The musical’s high point though was its entertaining and extremely imaginative sound track. With winning duets like, “What the F**k Was That?," “Good Old Reliable Jake," “Look Who’s Evil Now," “Ode to an Accidental Stabbing," “All the Men in My Life Keep Getting Killed by Candarian Demons” and other equally charming songs, it left you scrambling to keep snippets of these lyrics in your mind for later use.

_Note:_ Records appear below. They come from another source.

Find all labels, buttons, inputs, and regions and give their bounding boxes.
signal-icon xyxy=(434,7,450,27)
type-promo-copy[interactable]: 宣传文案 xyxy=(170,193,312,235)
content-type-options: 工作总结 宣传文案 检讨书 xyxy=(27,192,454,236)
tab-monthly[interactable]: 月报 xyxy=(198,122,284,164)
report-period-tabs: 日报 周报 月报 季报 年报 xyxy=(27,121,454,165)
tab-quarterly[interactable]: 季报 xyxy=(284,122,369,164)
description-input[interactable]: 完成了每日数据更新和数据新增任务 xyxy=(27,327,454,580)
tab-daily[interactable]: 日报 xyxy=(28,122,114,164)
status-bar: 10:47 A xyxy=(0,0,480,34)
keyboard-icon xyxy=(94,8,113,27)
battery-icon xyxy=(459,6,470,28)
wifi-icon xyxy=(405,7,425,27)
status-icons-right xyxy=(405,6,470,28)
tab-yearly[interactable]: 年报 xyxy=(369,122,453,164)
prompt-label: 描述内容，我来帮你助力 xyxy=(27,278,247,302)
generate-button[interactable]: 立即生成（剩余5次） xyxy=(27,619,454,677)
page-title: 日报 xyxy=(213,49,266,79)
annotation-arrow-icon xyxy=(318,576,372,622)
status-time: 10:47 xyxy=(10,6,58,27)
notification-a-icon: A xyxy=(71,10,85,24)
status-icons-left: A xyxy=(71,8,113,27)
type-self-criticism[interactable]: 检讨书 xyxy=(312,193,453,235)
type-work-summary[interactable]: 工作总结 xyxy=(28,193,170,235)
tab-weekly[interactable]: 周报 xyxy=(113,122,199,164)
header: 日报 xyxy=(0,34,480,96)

As per all bad horror movie traditions, you witness the turning of these friends into demons one by one, starting with the weakest and the most disposable—obviously. The male lead is then left to fight his sister, girlfriend and best friend by himself, until of course the well-timed and absolutely coincidental arrival of a busty heroine with a recently and again well-timed deceased boyfriend. Together, these two as the last hope of humanity go about defeating the demons amidst a lot of accidentally on purpose ripped clothes and sexual innuendoes so bad they started sounding good.

The show as a tributary ode to gore and blood cannot be overlooked. With the front few rows of audience designated as the ‘Splatter Row,' there was a lot of blood being sprayed about. Be it from the protagonist sawing off his own hand and screaming “Die” or his best friend clutching his own intestines and screaming “I am really about to die,” the gore mingled with gaudy humor prompted you to laugh without fail, every single time.

In the words of my esteemed and extremely eloquent bro August, “At the moment when the main character burst into song while simultaneously chainsawing a demon's head and choking on the resulting stream of spewing blood, I learned the true meaning of musical theater.” I could not possibly have put it better myself.